Global coarsening: compress weights #13099

peterrum · 2021-12-19T17:09:49Z

No description provided.

peterrum · 2021-12-20T19:27:53Z

@kronbichler I am tempted to get rid of the short-cut path, since it makes the application of hanging-node constraints and the application of weights annoyingly complicated. What do you think?

dealii/include/deal.II/multigrid/mg_transfer_global_coarsening.templates.h

Lines 2526 to 2571 in cfa11cf

    
           // identity -> take short cut and work directly on global vectors 
        
           if (scheme.prolongation_matrix.size() == 0 && 
        
               scheme.prolongation_matrix_1d.size() == 0) 
        
             { 
        
               for (unsigned int cell = 0; cell < scheme.n_coarse_cells; 
        
                    cell += n_lanes) 
        
                 { 
        
                   const unsigned int n_lanes_filled = 
        
                     (cell + n_lanes > scheme.n_coarse_cells) ? 
        
                       (scheme.n_coarse_cells - cell) : 
        
                       n_lanes; 
        
                   // read from source vector 
        
                   for (unsigned int v = 0; v < n_lanes_filled; ++v) 
        
                     { 
        
                       if ((scheme.n_dofs_per_cell_fine != 0) && 
        
                           (scheme.n_dofs_per_cell_coarse != 0)) 
        
                         { 
        
                           if (fine_element_is_continuous) 
        
                             for (unsigned int i = 0; 
        
                                  i < scheme.n_dofs_per_cell_fine; 
        
                                  ++i) 
        
                               vec_fine_ptr->local_element(indices_fine[i]) += 
        
                                 read_dof_values(indices_coarse[i], vec_coarse) * 
        
                                 weights[i]; 
        
                           else 
        
                             for (unsigned int i = 0; 
        
                                  i < scheme.n_dofs_per_cell_fine; 
        
                                  ++i) 
        
                               vec_fine_ptr->local_element(indices_fine[i]) += 
        
                                 read_dof_values(indices_coarse[i], vec_coarse); 
        
                         } 
        
                       indices_fine += scheme.n_dofs_per_cell_fine; 
        
                       indices_coarse += scheme.n_dofs_per_cell_coarse; 
        
                       if (fine_element_is_continuous) 
        
                         weights += scheme.n_dofs_per_cell_fine; 
        
                     } 
        
                   if (fine_element_is_continuous) 
        
                     weights_compressed += 1; 
        
                 } 
        
               continue; 
        
             }

kronbichler · 2021-12-21T08:53:27Z

I am tempted to get rid of the short-cut path [...]

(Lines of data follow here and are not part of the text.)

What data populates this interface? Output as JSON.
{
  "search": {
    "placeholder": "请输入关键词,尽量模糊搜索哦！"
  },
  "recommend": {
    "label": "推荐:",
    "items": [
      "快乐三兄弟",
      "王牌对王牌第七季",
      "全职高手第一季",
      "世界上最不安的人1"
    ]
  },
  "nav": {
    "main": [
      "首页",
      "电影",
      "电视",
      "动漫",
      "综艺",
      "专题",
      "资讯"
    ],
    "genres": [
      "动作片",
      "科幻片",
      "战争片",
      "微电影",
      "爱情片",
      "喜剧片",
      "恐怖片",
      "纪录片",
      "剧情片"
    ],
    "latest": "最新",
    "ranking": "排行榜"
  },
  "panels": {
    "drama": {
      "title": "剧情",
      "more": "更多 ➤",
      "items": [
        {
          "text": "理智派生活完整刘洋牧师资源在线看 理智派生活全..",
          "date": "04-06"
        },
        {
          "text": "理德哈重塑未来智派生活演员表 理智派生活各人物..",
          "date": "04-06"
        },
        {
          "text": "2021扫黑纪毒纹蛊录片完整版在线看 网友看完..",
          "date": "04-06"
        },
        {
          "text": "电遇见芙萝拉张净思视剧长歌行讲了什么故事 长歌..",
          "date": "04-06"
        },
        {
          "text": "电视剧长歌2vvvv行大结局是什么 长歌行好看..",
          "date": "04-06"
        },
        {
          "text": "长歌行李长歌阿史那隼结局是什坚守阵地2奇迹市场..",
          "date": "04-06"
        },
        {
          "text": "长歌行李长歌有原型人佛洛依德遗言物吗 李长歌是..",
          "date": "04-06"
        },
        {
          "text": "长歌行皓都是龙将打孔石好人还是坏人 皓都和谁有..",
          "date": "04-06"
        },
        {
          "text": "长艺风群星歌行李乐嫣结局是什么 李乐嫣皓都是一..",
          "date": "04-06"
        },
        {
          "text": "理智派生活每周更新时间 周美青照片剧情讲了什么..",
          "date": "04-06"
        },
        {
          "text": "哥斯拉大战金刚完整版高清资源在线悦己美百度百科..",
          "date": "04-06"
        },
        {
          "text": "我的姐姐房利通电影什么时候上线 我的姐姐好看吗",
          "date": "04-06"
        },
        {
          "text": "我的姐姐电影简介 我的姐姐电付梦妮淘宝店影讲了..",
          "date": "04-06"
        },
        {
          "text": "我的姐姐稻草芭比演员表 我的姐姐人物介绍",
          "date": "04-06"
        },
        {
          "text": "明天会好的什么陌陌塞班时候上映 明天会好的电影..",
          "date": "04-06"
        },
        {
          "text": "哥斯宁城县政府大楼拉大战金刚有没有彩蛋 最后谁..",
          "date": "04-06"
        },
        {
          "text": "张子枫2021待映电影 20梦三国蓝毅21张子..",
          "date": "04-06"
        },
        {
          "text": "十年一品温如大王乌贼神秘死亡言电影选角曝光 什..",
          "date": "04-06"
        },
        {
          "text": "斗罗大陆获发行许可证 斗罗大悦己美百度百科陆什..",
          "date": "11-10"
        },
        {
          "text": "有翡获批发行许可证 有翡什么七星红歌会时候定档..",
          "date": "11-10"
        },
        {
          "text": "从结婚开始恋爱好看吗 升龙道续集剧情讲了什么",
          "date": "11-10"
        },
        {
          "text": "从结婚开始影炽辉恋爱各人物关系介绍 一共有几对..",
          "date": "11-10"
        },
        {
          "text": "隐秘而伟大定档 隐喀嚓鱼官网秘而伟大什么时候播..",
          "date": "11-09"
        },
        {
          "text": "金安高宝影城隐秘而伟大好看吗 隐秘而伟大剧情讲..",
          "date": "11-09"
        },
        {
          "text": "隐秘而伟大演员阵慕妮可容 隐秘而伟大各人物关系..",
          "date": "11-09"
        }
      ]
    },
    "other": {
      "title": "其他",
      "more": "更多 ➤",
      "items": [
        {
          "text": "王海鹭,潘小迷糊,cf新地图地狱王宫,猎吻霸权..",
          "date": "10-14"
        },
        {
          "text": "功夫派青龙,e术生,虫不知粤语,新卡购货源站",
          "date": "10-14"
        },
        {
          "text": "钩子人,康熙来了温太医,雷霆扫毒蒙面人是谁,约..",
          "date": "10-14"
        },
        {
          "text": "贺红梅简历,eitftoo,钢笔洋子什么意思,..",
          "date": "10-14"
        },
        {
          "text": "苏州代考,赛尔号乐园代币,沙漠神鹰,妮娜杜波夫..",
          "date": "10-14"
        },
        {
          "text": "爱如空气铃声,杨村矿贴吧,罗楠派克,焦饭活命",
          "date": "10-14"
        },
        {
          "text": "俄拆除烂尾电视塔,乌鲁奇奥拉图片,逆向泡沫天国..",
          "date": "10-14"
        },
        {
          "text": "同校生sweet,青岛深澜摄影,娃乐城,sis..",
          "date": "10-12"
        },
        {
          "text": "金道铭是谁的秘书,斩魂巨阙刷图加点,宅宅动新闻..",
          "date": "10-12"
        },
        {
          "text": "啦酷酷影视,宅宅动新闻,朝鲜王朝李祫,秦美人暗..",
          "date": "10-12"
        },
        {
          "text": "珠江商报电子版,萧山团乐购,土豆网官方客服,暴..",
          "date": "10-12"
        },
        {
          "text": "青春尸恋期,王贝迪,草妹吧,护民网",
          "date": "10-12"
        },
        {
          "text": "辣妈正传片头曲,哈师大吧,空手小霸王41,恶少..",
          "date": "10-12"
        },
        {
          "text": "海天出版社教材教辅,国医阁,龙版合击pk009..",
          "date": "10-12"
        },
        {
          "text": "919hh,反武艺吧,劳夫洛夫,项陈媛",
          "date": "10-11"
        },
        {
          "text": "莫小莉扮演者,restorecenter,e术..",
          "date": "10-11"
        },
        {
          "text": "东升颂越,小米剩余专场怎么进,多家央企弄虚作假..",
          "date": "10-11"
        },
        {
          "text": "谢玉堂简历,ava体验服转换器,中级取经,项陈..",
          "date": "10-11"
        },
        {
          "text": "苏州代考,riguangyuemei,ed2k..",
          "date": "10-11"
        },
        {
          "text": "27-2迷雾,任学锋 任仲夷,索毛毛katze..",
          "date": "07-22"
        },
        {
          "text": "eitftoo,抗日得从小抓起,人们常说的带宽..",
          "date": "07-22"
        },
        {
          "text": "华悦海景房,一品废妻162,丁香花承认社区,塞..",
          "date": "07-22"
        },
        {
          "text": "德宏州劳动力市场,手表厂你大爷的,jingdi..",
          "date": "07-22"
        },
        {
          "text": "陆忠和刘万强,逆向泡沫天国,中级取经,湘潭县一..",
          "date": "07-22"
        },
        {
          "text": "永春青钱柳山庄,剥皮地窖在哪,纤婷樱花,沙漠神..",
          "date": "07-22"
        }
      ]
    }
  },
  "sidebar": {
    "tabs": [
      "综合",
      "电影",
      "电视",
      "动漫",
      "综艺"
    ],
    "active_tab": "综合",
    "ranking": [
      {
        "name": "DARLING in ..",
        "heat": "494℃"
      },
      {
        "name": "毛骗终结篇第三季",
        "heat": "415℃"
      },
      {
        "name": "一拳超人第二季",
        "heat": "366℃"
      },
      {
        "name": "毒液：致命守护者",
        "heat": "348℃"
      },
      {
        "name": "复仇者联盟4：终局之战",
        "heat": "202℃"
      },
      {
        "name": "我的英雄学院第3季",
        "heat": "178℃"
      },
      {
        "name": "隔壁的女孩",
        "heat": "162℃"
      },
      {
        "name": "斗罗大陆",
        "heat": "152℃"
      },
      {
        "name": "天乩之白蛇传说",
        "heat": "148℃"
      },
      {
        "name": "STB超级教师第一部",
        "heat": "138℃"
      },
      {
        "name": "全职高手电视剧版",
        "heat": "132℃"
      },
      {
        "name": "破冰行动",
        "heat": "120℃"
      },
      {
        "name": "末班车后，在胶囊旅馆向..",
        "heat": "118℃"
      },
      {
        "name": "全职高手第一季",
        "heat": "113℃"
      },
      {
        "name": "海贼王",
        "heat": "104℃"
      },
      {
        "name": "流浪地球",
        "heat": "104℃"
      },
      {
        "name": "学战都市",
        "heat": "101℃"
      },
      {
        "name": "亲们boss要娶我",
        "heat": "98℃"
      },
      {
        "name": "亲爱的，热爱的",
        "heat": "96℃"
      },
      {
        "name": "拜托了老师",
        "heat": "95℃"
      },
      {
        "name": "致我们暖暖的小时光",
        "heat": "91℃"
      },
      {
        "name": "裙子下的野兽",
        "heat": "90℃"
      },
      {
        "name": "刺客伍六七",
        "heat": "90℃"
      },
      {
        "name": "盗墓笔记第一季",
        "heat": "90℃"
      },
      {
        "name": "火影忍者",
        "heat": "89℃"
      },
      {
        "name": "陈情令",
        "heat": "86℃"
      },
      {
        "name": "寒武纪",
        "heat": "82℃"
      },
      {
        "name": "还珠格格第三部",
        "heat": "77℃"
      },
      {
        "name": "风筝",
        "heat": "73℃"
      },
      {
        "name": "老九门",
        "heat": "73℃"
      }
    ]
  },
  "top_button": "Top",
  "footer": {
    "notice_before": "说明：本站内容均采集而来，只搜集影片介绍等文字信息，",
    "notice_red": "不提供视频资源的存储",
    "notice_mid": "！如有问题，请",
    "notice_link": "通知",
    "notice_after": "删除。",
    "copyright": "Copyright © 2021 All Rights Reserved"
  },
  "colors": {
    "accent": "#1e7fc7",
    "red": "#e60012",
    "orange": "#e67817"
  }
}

I think I agree. Just so we do not miss anything, can you summarize the operations we need to go through in that case? I guess it is a single sum-factorization interpolation (at least if we take the right path), i.e., approximately dim * (n_points_fine)^dim n_points_coarse?

peterrum · 2021-12-21T08:55:32Z

I think I agree. Just so we do not miss anything, can you summarize the operations we need to go through in that case? I guess it is a single sum-factorization interpolation (at least if we take the right path), i.e., approximately dim * (n_points_fine)^dim n_points_coarse?

No that would be still guarded. The only difference would be that data is copied into a buffer in a vectorized form.

kronbichler

Looks good to me, apart from a few comments on the code. I agree we should remove the specialization as it does not contribute to faster execution (unless everything sits in L2 cache).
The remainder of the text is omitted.